The Times reports that the couple had set a wedding date a few weeks earlier, planning to be married on the terrace of their apartment with two witnesses and the officiant, Judge Eve Preminger. Their noon-time hospital wedding was attended by two-dozen friends and relatives and led by Judge Preminger.

"I had been traveling when Larry went into the hospital," Webster said to the Times, "and when I was back and he was able to talk, he told me he had invited 20 people to the I.C.U. for the wedding. So it turned into a little party at his bedside."

The two men exchanged Cartier rings, speaking from the heart rather than exchanging vows. “Why would Larry need a script?” Webster said to the Times.
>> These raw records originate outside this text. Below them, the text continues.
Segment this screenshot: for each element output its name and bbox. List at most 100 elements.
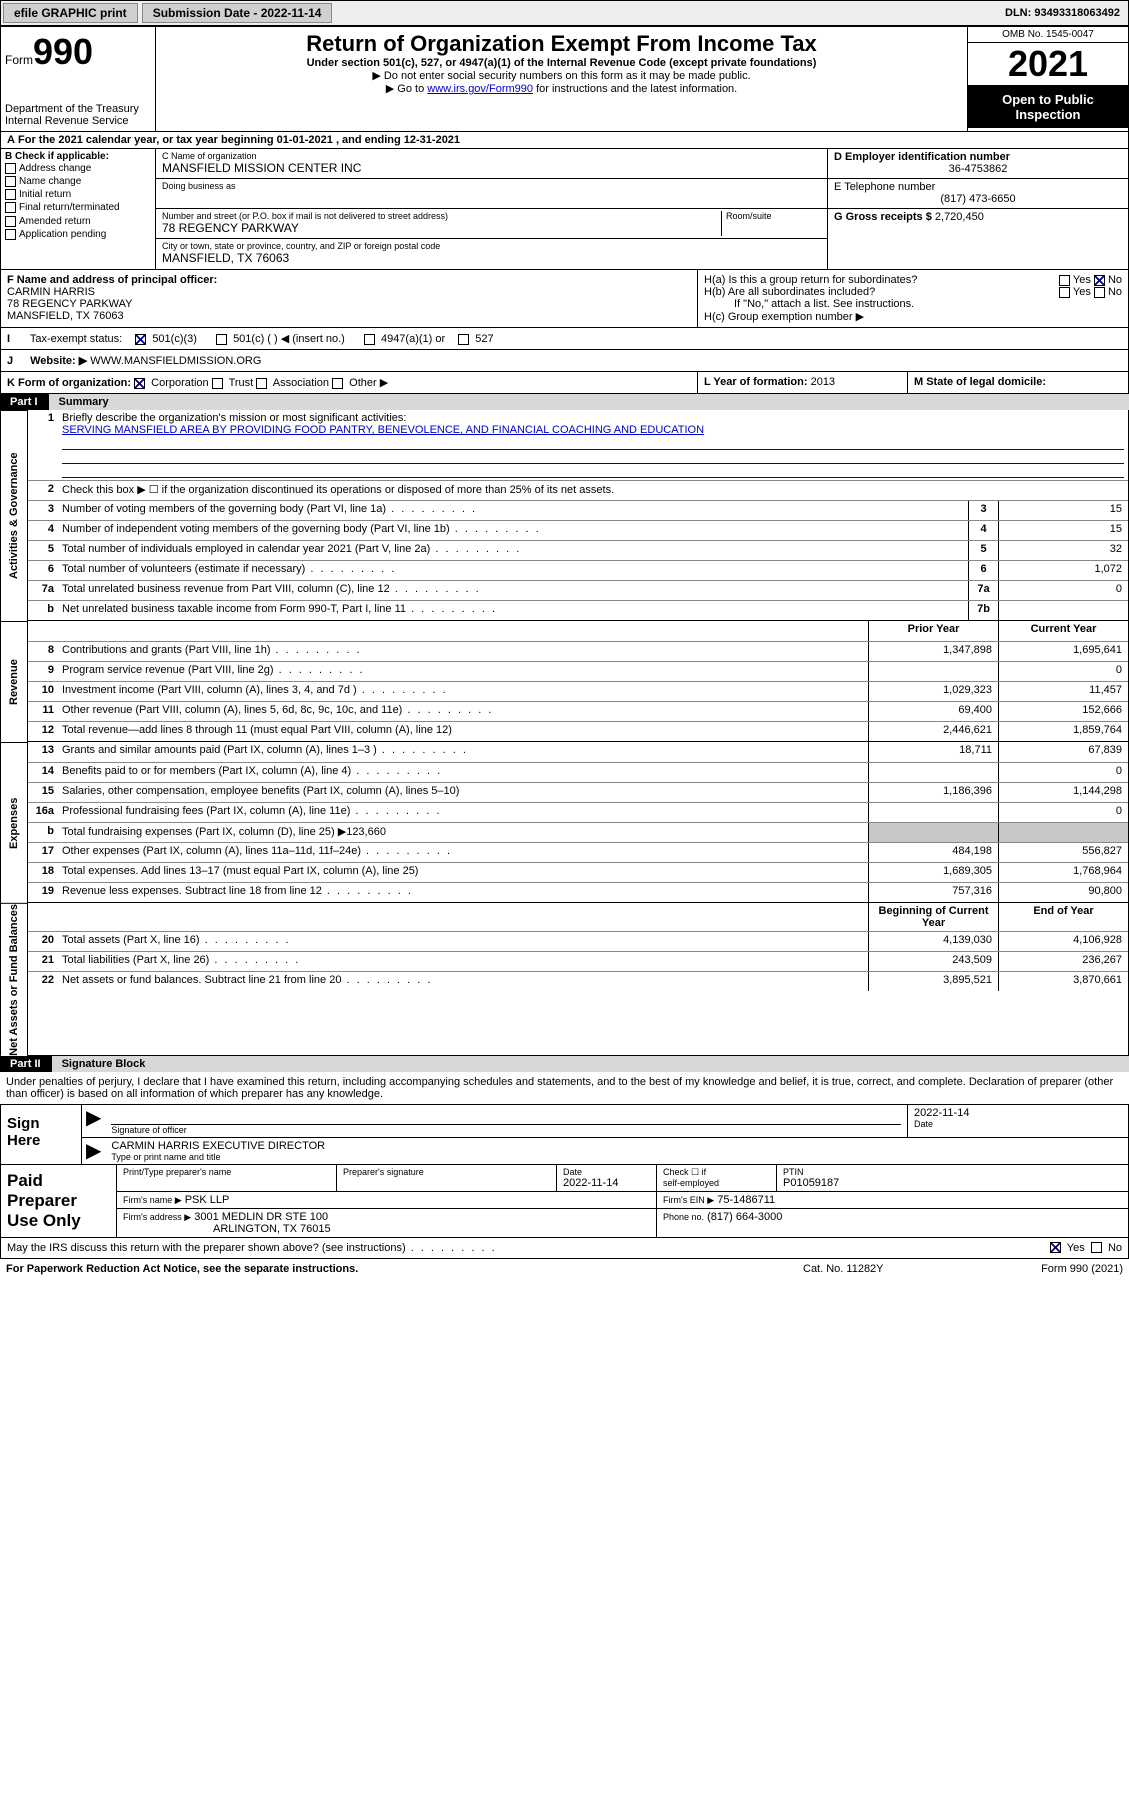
sign-here-label: Sign Here — [1, 1105, 81, 1164]
officer-name-title: CARMIN HARRIS EXECUTIVE DIRECTOR — [111, 1140, 1122, 1152]
goto-note: Go to www.irs.gov/Form990 for instructio… — [160, 82, 963, 95]
topbar: efile GRAPHIC print Submission Date - 20… — [0, 0, 1129, 26]
line16b: Total fundraising expenses (Part IX, col… — [58, 823, 868, 842]
chk-4947[interactable] — [364, 334, 375, 345]
chk-application-pending[interactable]: Application pending — [5, 228, 151, 241]
firm-addr1: 3001 MEDLIN DR STE 100 — [194, 1211, 328, 1223]
form-header: Form990 Department of the Treasury Inter… — [0, 26, 1129, 132]
chk-501c3[interactable] — [135, 334, 146, 345]
j-label: Website: ▶ — [30, 355, 87, 367]
gray-cell — [998, 823, 1128, 842]
omb-number: OMB No. 1545-0047 — [968, 27, 1128, 43]
p18: 1,689,305 — [868, 863, 998, 882]
val7a: 0 — [998, 581, 1128, 600]
sigoff-caption: Signature of officer — [111, 1125, 901, 1135]
revenue-section: Revenue Prior YearCurrent Year 8Contribu… — [0, 621, 1129, 742]
val4: 15 — [998, 521, 1128, 540]
gov-table: 1 Briefly describe the organization's mi… — [28, 410, 1129, 621]
org-info-column: C Name of organization MANSFIELD MISSION… — [156, 149, 828, 269]
penalty-text: Under penalties of perjury, I declare th… — [0, 1072, 1129, 1104]
signature-line[interactable] — [111, 1107, 901, 1125]
checkbox-icon[interactable] — [1094, 287, 1105, 298]
i-label: Tax-exempt status: — [30, 333, 122, 345]
firm-lbl: Firm's name ▶ — [123, 1195, 182, 1205]
b22: 3,895,521 — [868, 972, 998, 991]
street-address: 78 REGENCY PARKWAY — [162, 221, 721, 235]
chk-amended[interactable]: Amended return — [5, 215, 151, 228]
p14 — [868, 763, 998, 782]
hc-text: H(c) Group exemption number ▶ — [704, 310, 1122, 323]
city-caption: City or town, state or province, country… — [162, 241, 821, 251]
line12: Total revenue—add lines 8 through 11 (mu… — [58, 722, 868, 741]
checkbox-icon[interactable] — [1059, 275, 1070, 286]
gross-receipts-value: 2,720,450 — [935, 211, 984, 223]
nametype-caption: Type or print name and title — [111, 1152, 1122, 1162]
efile-print-button[interactable]: efile GRAPHIC print — [3, 3, 138, 23]
line13: Grants and similar amounts paid (Part IX… — [58, 742, 868, 762]
chk-527[interactable] — [458, 334, 469, 345]
entity-block: B Check if applicable: Address change Na… — [0, 149, 1129, 270]
checkbox-icon — [5, 189, 16, 200]
part-i-tag: Part I — [0, 394, 48, 410]
page-footer: For Paperwork Reduction Act Notice, see … — [0, 1259, 1129, 1279]
checkbox-checked-icon[interactable] — [1094, 275, 1105, 286]
chk-discuss-yes[interactable] — [1050, 1242, 1061, 1253]
chk-discuss-no[interactable] — [1091, 1242, 1102, 1253]
e22: 3,870,661 — [998, 972, 1128, 991]
c14: 0 — [998, 763, 1128, 782]
mission-rule — [62, 450, 1124, 464]
b20: 4,139,030 — [868, 932, 998, 951]
mission: SERVING MANSFIELD AREA BY PROVIDING FOOD… — [62, 424, 1124, 436]
chk-association[interactable] — [256, 378, 267, 389]
c18: 1,768,964 — [998, 863, 1128, 882]
note2b: for instructions and the latest informat… — [533, 83, 737, 95]
irs-link[interactable]: www.irs.gov/Form990 — [427, 83, 533, 95]
city-cell: City or town, state or province, country… — [156, 239, 827, 269]
open-to-public: Open to Public Inspection — [968, 86, 1128, 128]
form-number: Form990 — [5, 31, 151, 73]
chk-final-return[interactable]: Final return/terminated — [5, 201, 151, 214]
line7b: Net unrelated business taxable income fr… — [58, 601, 968, 620]
form-footer: Form 990 (2021) — [983, 1263, 1123, 1275]
gov-vlabel: Activities & Governance — [0, 410, 28, 621]
hb-text: H(b) Are all subordinates included? — [704, 286, 875, 298]
l-cell: L Year of formation: 2013 — [698, 372, 908, 393]
form-990: 990 — [33, 31, 93, 72]
h3: Date — [563, 1167, 650, 1177]
chk-trust[interactable] — [212, 378, 223, 389]
checkbox-icon[interactable] — [1059, 287, 1070, 298]
part-ii-header: Part II Signature Block — [0, 1056, 1129, 1072]
addr-cell: Number and street (or P.O. box if mail i… — [156, 209, 827, 239]
c17: 556,827 — [998, 843, 1128, 862]
chk-name-change[interactable]: Name change — [5, 175, 151, 188]
chk-initial-return[interactable]: Initial return — [5, 188, 151, 201]
p15: 1,186,396 — [868, 783, 998, 802]
p8: 1,347,898 — [868, 642, 998, 661]
c19: 90,800 — [998, 883, 1128, 902]
chk-other[interactable] — [332, 378, 343, 389]
discuss-yn: Yes No — [1050, 1242, 1122, 1254]
chk-address-change[interactable]: Address change — [5, 162, 151, 175]
checkbox-icon — [5, 202, 16, 213]
officer-block: F Name and address of principal officer:… — [1, 270, 698, 327]
m-cell: M State of legal domicile: — [908, 372, 1128, 393]
net-vlabel: Net Assets or Fund Balances — [0, 903, 28, 1056]
irs: Internal Revenue Service — [5, 115, 151, 127]
c10: 11,457 — [998, 682, 1128, 701]
chk-501c[interactable] — [216, 334, 227, 345]
ha-text: H(a) Is this a group return for subordin… — [704, 274, 917, 286]
tax-year-text: For the 2021 calendar year, or tax year … — [18, 134, 460, 146]
chk-corporation[interactable] — [134, 378, 145, 389]
line16a: Professional fundraising fees (Part IX, … — [58, 803, 868, 822]
c12: 1,859,764 — [998, 722, 1128, 741]
discuss-text: May the IRS discuss this return with the… — [7, 1242, 1050, 1254]
m-label: M State of legal domicile: — [914, 376, 1046, 388]
tax-year-big: 2021 — [968, 43, 1128, 86]
line17: Other expenses (Part IX, column (A), lin… — [58, 843, 868, 862]
c11: 152,666 — [998, 702, 1128, 721]
line5: Total number of individuals employed in … — [58, 541, 968, 560]
firm-ein: 75-1486711 — [717, 1194, 775, 1206]
k-label: K Form of organization: — [7, 377, 131, 389]
val6: 1,072 — [998, 561, 1128, 580]
b21: 243,509 — [868, 952, 998, 971]
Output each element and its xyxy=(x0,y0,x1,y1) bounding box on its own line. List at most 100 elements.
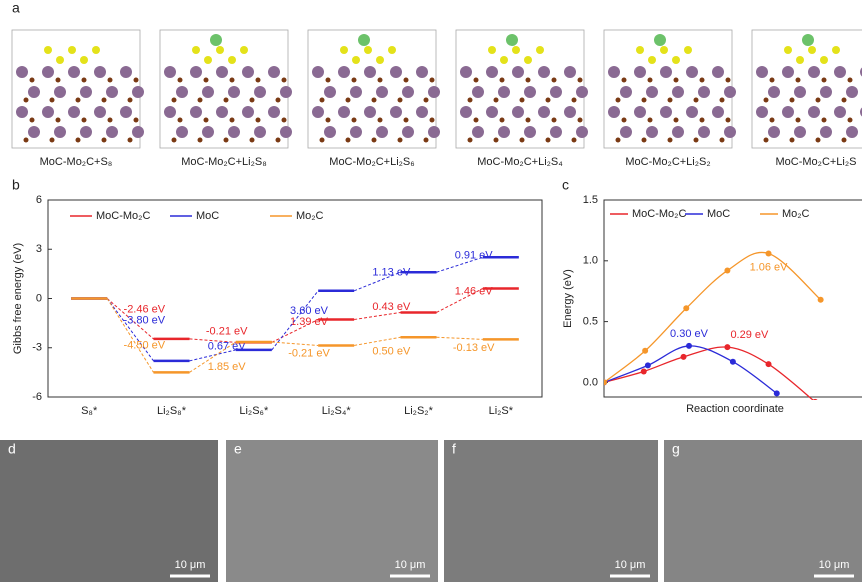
value-label: 0.30 eV xyxy=(670,328,709,340)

Kramer, one of the first prominent advocates in the early 1980s for government action against H.I.V. and AIDS, helped found the Gay Men's Health Crisis and Act Up and penned several plays about gay men and AIDS, including Just Say No, A Play about a Farce and The Destiny of Me, along with The Normal Heart, which won the Tony Award for Best Play Revival in 2011. In June Kramer received a Special Tony Award for humanitarian service. A film adaptation of The Normal Heart began filming in Fire Island in June. 

Kramer, who had referred to state-permitted gay weddings as "feel good marriages" because they did not provide strong tangible benefits, decided he and Webster should marry after the Supreme Court struck down the Defense of Marriage Act.

Kramer, 78, and Webster, 67, dated in the 1970s and have been partners since the mid-1990s. Several characters in Kramer's 1978 novel "Faggots" are based on himself and Webster.